Кимат подошёл к ней и обнял. Аяна сидела, дыша в его макушку, и напевала песенку про море, которую Верделл ей спел, назвав колыбельной Конды.
– Тебе, наверное, не хватает вечеров и этой половины дня в неделю, – сказала Иллира. – Ты уже три недели там работаешь, и всего-то два выходных было.
– Это потому, что кир уезжал. Он привёз свою собаку из деревни и нового конюха.
– Тебе там нравится?
Аяна задумалась. Из всех мест, где она могла бы оказаться, дом Эрке был не самым плохим.
– Мне только жаль кирью, – она наклонилась, чертя палочкой, которую оставил ей Кимат, на ступени имя Гелиэр. – Она мучается. Её одевают в красивые платья, как будто подарок упаковывают. Знаешь, сколько стоит её платье? Восемьдесят пять золотых. И ещё два попроще... по пятьдесят. Я заглянула в пометки портнихи.
Аяна смотрела, как Кимат пытается перелезть через большой цветочный горшок.
– Кимо, перестань, пожалуйста. Не лезь в цветы.
Он оглянулся и пошёл дальше бродить по дворику.
– Зато её ждёт сытая, обеспеченная жизнь, – сказала Иллира. – У неё не будет столько тревог, как у нас с тобой. Её никогда не убьют и не бросят в канаву, как ту девушку в районе катьонте, о которой столько слухов в последнюю неделю.
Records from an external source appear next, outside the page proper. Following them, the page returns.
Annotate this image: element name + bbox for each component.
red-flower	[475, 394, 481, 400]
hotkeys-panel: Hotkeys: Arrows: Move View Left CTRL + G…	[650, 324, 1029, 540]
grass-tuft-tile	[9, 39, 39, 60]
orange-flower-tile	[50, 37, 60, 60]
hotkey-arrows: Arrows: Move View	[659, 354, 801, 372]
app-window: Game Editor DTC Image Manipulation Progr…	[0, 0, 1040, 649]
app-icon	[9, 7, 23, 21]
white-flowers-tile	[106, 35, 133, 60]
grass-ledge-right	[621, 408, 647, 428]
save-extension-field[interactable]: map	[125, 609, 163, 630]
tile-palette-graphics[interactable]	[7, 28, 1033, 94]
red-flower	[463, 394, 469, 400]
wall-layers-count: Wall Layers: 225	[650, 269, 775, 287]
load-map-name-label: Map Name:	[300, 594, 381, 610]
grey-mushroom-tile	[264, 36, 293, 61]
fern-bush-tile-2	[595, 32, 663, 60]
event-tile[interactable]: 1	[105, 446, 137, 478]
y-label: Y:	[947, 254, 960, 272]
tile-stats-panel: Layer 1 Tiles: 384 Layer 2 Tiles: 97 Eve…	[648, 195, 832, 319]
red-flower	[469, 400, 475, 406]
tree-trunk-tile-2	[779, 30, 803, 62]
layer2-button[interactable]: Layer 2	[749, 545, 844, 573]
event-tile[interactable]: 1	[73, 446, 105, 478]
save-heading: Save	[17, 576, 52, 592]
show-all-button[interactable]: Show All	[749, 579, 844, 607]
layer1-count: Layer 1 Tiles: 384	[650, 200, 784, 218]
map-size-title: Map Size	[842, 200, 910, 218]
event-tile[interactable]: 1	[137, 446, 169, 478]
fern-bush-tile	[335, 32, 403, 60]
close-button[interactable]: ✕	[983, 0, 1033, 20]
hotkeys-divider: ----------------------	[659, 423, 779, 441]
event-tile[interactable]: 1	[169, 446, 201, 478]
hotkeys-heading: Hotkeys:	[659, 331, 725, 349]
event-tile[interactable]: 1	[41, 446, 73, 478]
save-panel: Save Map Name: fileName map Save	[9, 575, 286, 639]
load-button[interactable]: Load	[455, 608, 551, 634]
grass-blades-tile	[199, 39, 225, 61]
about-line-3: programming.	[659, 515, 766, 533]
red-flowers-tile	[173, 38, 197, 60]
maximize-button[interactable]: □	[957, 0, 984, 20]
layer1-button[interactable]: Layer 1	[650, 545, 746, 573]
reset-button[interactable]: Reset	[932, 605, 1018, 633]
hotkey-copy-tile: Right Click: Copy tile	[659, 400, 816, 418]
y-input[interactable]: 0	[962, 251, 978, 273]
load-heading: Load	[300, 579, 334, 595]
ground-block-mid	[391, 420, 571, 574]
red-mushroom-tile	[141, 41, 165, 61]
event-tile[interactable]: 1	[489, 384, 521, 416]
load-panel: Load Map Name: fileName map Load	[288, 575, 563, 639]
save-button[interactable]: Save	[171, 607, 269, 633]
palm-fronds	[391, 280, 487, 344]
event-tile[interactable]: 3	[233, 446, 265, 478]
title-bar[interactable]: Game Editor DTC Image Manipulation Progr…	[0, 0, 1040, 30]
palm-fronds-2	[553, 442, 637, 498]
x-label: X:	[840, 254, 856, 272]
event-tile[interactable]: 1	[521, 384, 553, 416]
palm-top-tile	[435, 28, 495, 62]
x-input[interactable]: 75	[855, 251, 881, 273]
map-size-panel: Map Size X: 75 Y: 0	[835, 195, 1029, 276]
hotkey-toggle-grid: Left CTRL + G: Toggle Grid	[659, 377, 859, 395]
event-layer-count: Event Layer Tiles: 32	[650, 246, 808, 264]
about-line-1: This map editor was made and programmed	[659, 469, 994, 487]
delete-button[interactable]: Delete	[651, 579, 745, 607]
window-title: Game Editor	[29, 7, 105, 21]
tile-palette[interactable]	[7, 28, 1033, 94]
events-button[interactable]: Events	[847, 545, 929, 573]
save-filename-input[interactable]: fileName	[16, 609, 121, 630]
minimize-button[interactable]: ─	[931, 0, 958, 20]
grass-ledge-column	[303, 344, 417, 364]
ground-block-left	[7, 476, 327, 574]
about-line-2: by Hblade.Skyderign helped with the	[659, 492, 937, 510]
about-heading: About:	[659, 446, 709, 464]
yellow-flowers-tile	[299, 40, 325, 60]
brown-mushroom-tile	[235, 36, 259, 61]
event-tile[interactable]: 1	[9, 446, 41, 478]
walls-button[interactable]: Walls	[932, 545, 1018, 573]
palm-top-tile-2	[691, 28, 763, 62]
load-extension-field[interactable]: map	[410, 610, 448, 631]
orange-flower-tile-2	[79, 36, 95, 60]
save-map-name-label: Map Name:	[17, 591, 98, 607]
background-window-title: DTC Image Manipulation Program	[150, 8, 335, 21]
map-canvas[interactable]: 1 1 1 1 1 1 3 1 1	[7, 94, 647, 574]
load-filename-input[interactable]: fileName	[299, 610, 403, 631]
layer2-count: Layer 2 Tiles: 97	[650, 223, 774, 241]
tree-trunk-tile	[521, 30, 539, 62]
Аяна пожала плечами, закусив губу.
– Я видела, как её нашли. Но я не знала и проехала мимо. Знаешь, мы с Верделлом как-то говорили об этом. Я спросила, правда ли это, что у вас тут запирают женщин, и он сказал, что это относится к кирио. И что девушки катьонте могут выходить на улицу в одиночку, но, если случится нападение – про них скажут: «Сама виновата». Что, мол, надо было сидеть дома и дожидаться более подходящего часа. Я тогда ещё подумала, что это очень, очень неправильно. Но всё, что он рассказывал, оказывается правдой. Мне хочется кричать от этого.
– У тебя ещё осталось время. Можешь поехать и опять покричать в полях. Я могу попозже уложить Кимо, и ты поиграешь с ним, когда придёшь сегодня.
Аяна кивнула. Ей хотелось размяться самой и размять Ташту, которому не хватало одних только утренних и вечерних поездок шагом. Арем Дар в учебном дворе рассказывал, что без движения у лошадей слабеет сердце. Она с благодарностью вспомнила господина Вадо из Орты, который в течение пяти месяцев каким-то образом умудрялся гонять Ташту и потом заводить обратно в денник, при этом не озлобив его и ни разу не попавшись ему на зуб.
Она подняла гнедого в рысь на одной из дорог склона, рядом с виноградником. Ташта нёс её мимо аккуратных рядов ухоженных лоз, мимо отцветающих опушённых кистей, вдоль длинных жердей деревянных опор. Она пересекала широкую мощёную дорогу Ордалла и петляла по склону, проезжая через светлые рощи олли с толстыми стволами, в кронах которых стрекотали цикады, и наконец добралась до той, в которой однажды метала нож в трухлявое дерево.